Eye from Albany
Thoughts on a memorial for highway victims
By Paul M. Bray
Our auto intoxicated state highway engineers have a new toy, the roundabout. Someone told me that very shortly after the Route 9 roundabout in the Town of Malta, Saratoga County was completed, he noticed a make shift memorial marking a traffic death. I am sure you’ve seen many of these memorials along the state’s highways often with flowers in a vase and some religious symbol along with the name of the deceased.
This got me thinking about the risks we are willing to accept to have our auto dependent life and how we blissfully ignore the risks. I also wondered whether a public memorial for highway victims including pedestrians and bicyclists would help us remember the victims of highway fatalities and as a body politic move us to develop safer means of mobility.
Capital cities like Washington, DC and increasingly Albany have a thing for memorials. Washington has 160 memorials and adds about one memorial a year. I don’t know the total number in Albany but they have clearly sprouted during the Pataki Administration. We now, for example, have memorials to crime victims, children, police officers, women veterans and Martin Luther King, Jr. to go along with the historic memorials for George Washington and General Phillip Sheridan astride his horse in East Capital Park.
State art curators, Dennis R. Anderson and Barbara R, Maggio wrote that the Empire State Plaza memorials “…commemorate the service and sacrifice of diverse groups of citizens of the great state of New York and offer visitors the opportunity to reflect on issues that touch the core of our society.”

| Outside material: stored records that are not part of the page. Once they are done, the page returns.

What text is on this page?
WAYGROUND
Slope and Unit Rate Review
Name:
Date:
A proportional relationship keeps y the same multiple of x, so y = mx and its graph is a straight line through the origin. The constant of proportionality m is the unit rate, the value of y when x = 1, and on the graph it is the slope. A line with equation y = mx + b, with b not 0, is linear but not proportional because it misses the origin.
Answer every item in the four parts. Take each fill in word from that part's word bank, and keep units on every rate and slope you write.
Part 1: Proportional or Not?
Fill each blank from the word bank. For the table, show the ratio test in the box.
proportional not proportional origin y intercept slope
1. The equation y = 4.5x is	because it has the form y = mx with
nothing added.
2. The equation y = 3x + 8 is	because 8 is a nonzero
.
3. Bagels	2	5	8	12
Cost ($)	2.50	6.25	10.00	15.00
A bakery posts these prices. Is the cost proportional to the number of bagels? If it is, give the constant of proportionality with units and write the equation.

Well said, but why I have never heard anyone suggest we should have a public memorial to the victims of highway accidents. I thought of the west wall of the Empire State Plaza behind which the State Department of Motor Vehicles is located and the design of the powerful Vietnam Memorial by Maya Lin in Washington. Why don’t we engrave the names of highway victims including pedestrians and bicyclists on the west Plaza wall for purposes of remembrance and tribute as well as a constant reminder to our public officials that road casualties are a societal problem we have to solve?
In case you are inclined to think this notion is off the wall (no pun intended), take a look at the extent of the problem of road traffic accidents not only in New York State, but also in the nation and world wide.

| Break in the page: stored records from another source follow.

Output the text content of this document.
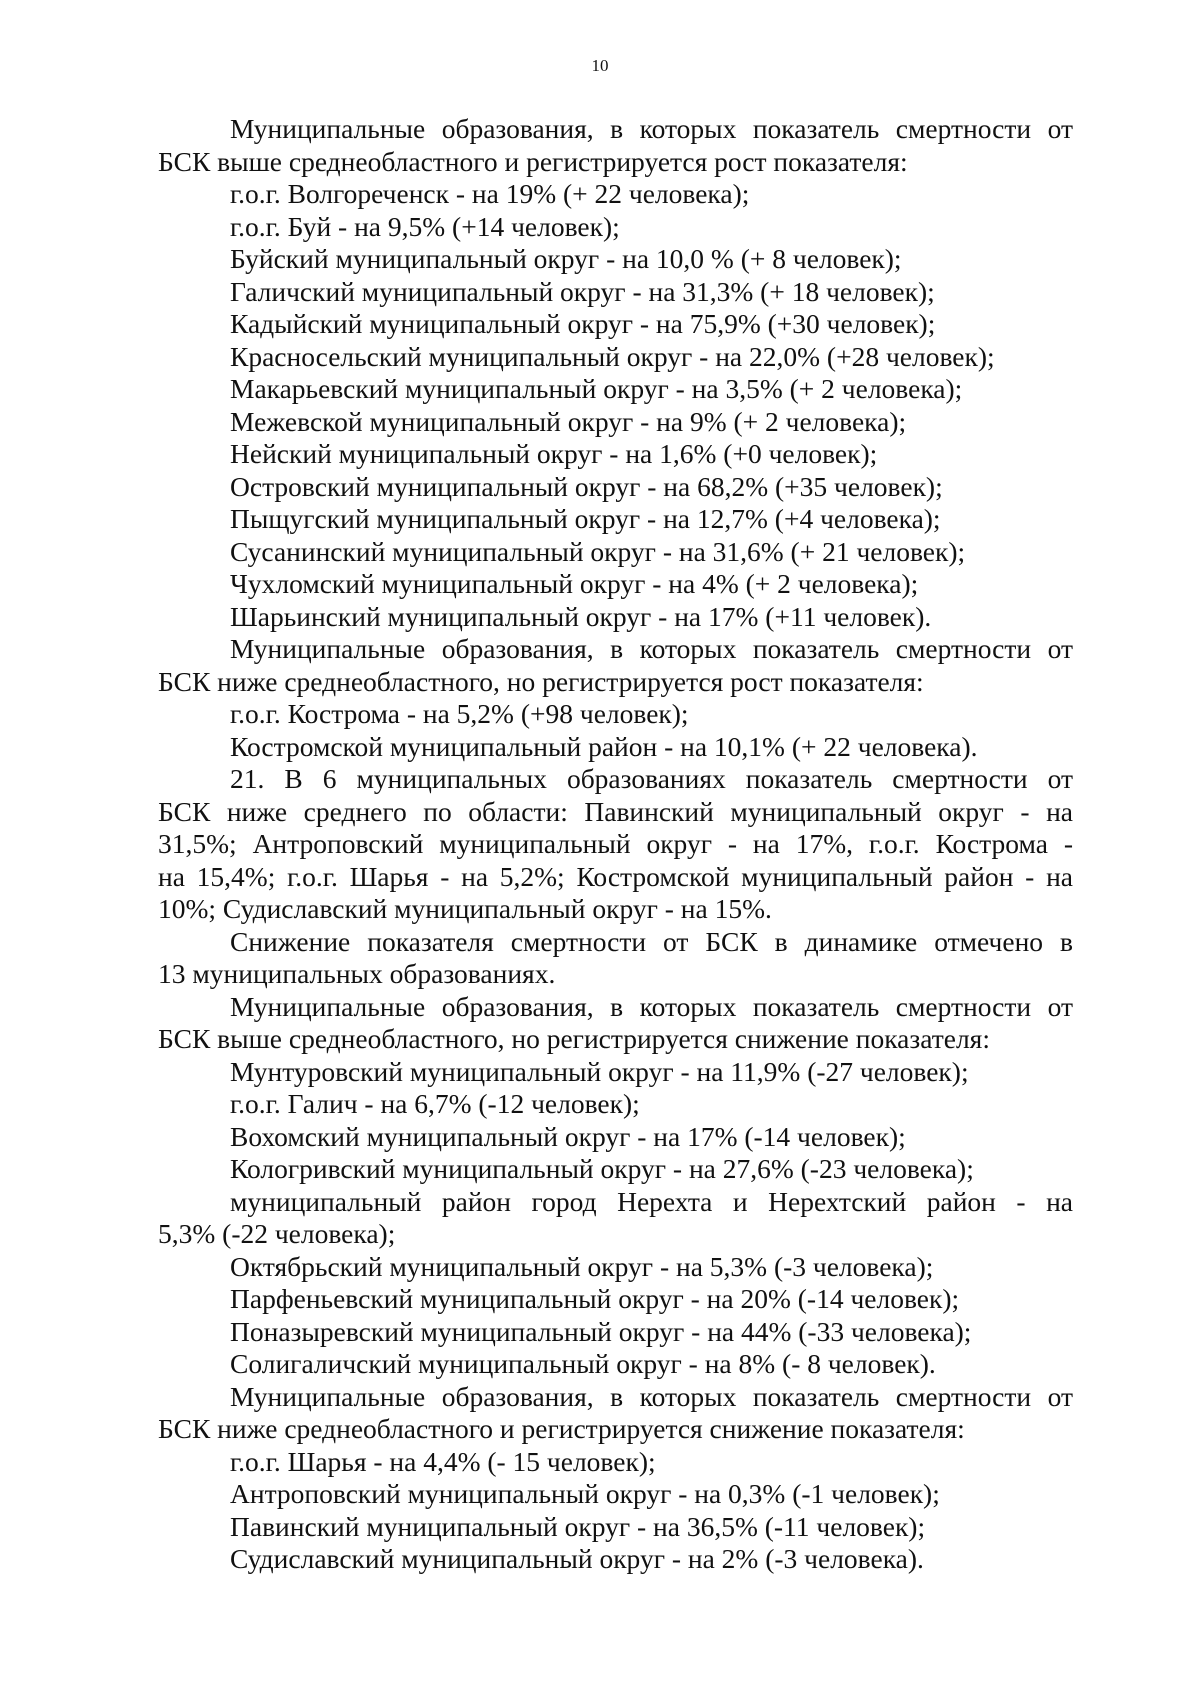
10

Муниципальные образования, в которых показатель смертности от

БСК выше среднеобластного и регистрируется рост показателя:

г.о.г. Волгореченск - на 19% (+ 22 человека);

г.о.г. Буй - на 9,5% (+14 человек);

Буйский муниципальный округ - на 10,0 % (+ 8 человек);

Галичский муниципальный округ - на 31,3% (+ 18 человек);

Кадыйский муниципальный округ - на 75,9% (+30 человек);

Красносельский муниципальный округ - на 22,0% (+28 человек);

Макарьевский муниципальный округ - на 3,5% (+ 2 человека);

Межевской муниципальный округ - на 9% (+ 2 человека);

Нейский муниципальный округ - на 1,6% (+0 человек);

Островский муниципальный округ - на 68,2% (+35 человек);

Пыщугский муниципальный округ - на 12,7% (+4 человека);

Сусанинский муниципальный округ - на 31,6% (+ 21 человек);

Чухломский муниципальный округ - на 4% (+ 2 человека);

Шарьинский муниципальный округ - на 17% (+11 человек).

Муниципальные образования, в которых показатель смертности от

БСК ниже среднеобластного, но регистрируется рост показателя:

г.о.г. Кострома - на 5,2% (+98 человек);

Костромской муниципальный район - на 10,1% (+ 22 человека).

21. В 6 муниципальных образованиях показатель смертности от

БСК ниже среднего по области: Павинский муниципальный округ - на

31,5%; Антроповский муниципальный округ - на 17%, г.о.г. Кострома -

на 15,4%; г.о.г. Шарья - на 5,2%; Костромской муниципальный район - на

10%; Судиславский муниципальный округ - на 15%.

Снижение показателя смертности от БСК в динамике отмечено в

13 муниципальных образованиях.

Муниципальные образования, в которых показатель смертности от

БСК выше среднеобластного, но регистрируется снижение показателя:

Мунтуровский муниципальный округ - на 11,9% (-27 человек);

г.о.г. Галич - на 6,7% (-12 человек);

Вохомский муниципальный округ - на 17% (-14 человек);

Кологривский муниципальный округ - на 27,6% (-23 человека);

муниципальный район город Нерехта и Нерехтский район - на

5,3% (-22 человека);

Октябрьский муниципальный округ - на 5,3% (-3 человека);

Парфеньевский муниципальный округ - на 20% (-14 человек);

Поназыревский муниципальный округ - на 44% (-33 человека);

Солигаличский муниципальный округ - на 8% (- 8 человек).

Муниципальные образования, в которых показатель смертности от

БСК ниже среднеобластного и регистрируется снижение показателя:

г.о.г. Шарья - на 4,4% (- 15 человек);

Антроповский муниципальный округ - на 0,3% (-1 человек);

Павинский муниципальный округ - на 36,5% (-11 человек);

Судиславский муниципальный округ - на 2% (-3 человека).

Drive & Stay Alive, Inc. reports, “When compared with other highly-motorized countries, the USA does badly in terms of highway safety. When individual American states are compared with international standards, things start to look even worse. No less than eleven U.S. states have worse road-death rates, per head of population, than the worst country in the international listings.”

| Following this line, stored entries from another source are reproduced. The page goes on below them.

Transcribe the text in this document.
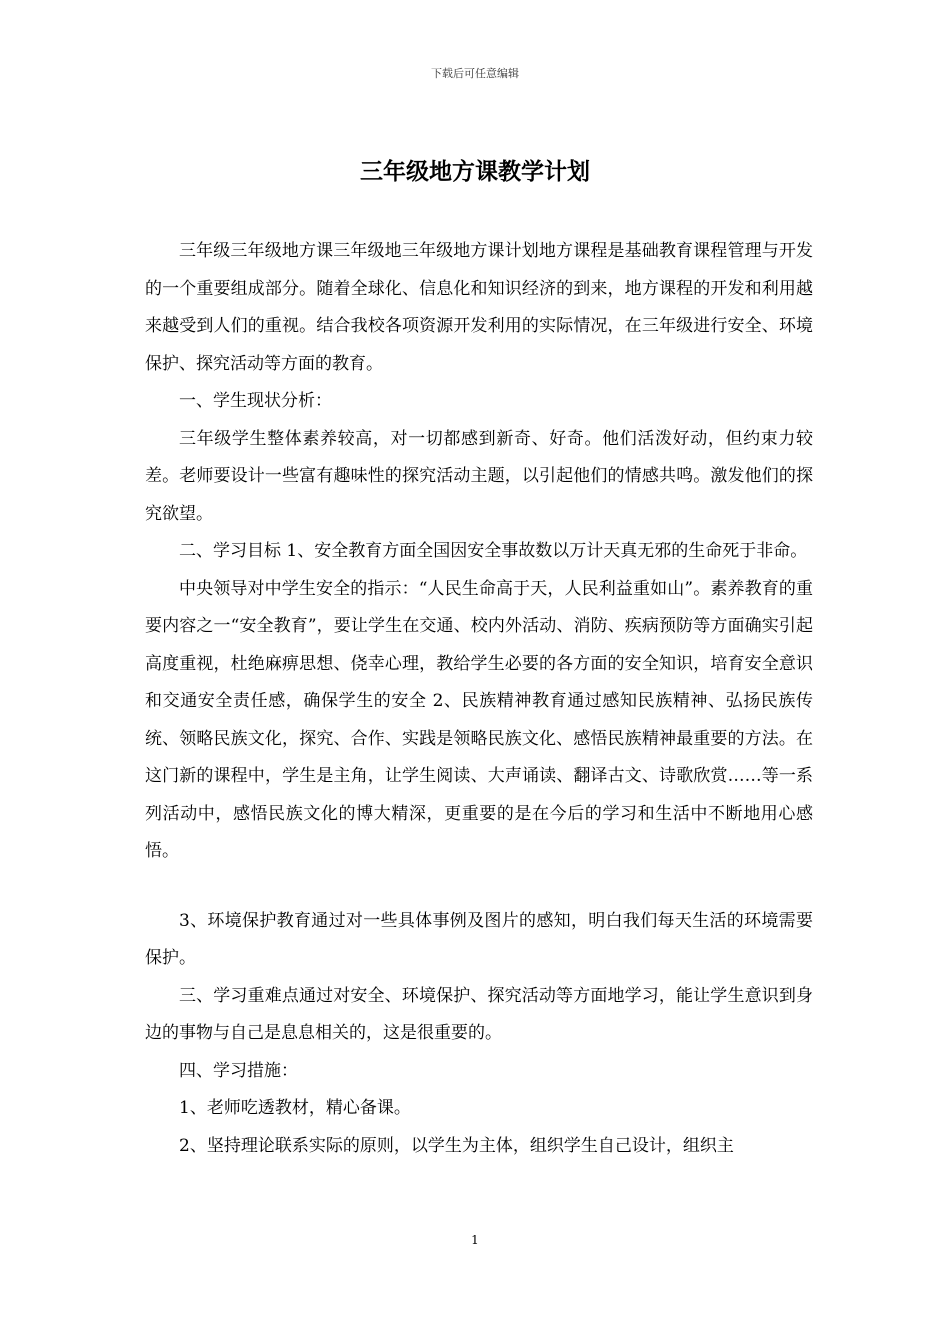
下载后可任意编辑
三年级地方课教学计划

三年级三年级地方课三年级地三年级地方课计划地方课程是基础教育课程管理与开发的一个重要组成部分。随着全球化、信息化和知识经济的到来，地方课程的开发和利用越来越受到人们的重视。结合我校各项资源开发利用的实际情况，在三年级进行安全、环境保护、探究活动等方面的教育。

一、学生现状分析：

三年级学生整体素养较高，对一切都感到新奇、好奇。他们活泼好动，但约束力较差。老师要设计一些富有趣味性的探究活动主题，以引起他们的情感共鸣。激发他们的探究欲望。

二、学习目标 1、安全教育方面全国因安全事故数以万计天真无邪的生命死于非命。

中央领导对中学生安全的指示：“人民生命高于天，人民利益重如山”。素养教育的重要内容之一“安全教育”，要让学生在交通、校内外活动、消防、疾病预防等方面确实引起高度重视，杜绝麻痹思想、侥幸心理，教给学生必要的各方面的安全知识，培育安全意识和交通安全责任感，确保学生的安全 2、民族精神教育通过感知民族精神、弘扬民族传统、领略民族文化，探究、合作、实践是领略民族文化、感悟民族精神最重要的方法。在这门新的课程中，学生是主角，让学生阅读、大声诵读、翻译古文、诗歌欣赏……等一系列活动中，感悟民族文化的博大精深，更重要的是在今后的学习和生活中不断地用心感悟。

3、环境保护教育通过对一些具体事例及图片的感知，明白我们每天生活的环境需要保护。

三、学习重难点通过对安全、环境保护、探究活动等方面地学习，能让学生意识到身边的事物与自己是息息相关的，这是很重要的。

四、学习措施：

1、老师吃透教材，精心备课。

2、坚持理论联系实际的原则，以学生为主体，组织学生自己设计，组织主

1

Now look at New York State. For example in 2002, we had 1522 fatalities at a rate of 7.93 per 100,000 population. That doesn’t count the numbers of people injured or disabled, both those reported and the great number of unreported rear enders producing undiagnosed chronic pain. Traffic accidents are the largest cause of crippling injuries to the brain and spinal cord. Autos are also the single greatest killer of young people.
Not good and not acceptable. While we have traffic safety committees at the federal and state level, why aren’t road deaths, one of the most common causes of untimely death, raised to a level of public crisis? Why don’t we react to highway dangers in the same way we do to an air plane crash especially since highway dangers are predictable and preventable.
A check of the internet shows that the United Nations is trying to be a force for road safety. Oman’s representative to the UN called roadway accidents a “crisis in the making”. Globally, he pointed to 1.2 million deaths and another 20 to 50 million injuries each year in traffic accidents. This is growing at a rate that will outstrip HIV/AIDs-related deaths by 2020.
Road safety is now on the UN’s agenda beginning with the designation of the third Sunday of November to be “an annual day of remembrance for victims of road traffic accidents and their families”.
Perhaps memorializing the New York victims of traffic accidents on the marble walls of the Empire State Plaza would give visibility to the human damage coming from our auto-centric society and give this public issue and public disgrace the attention it needs to really do something constructive about it.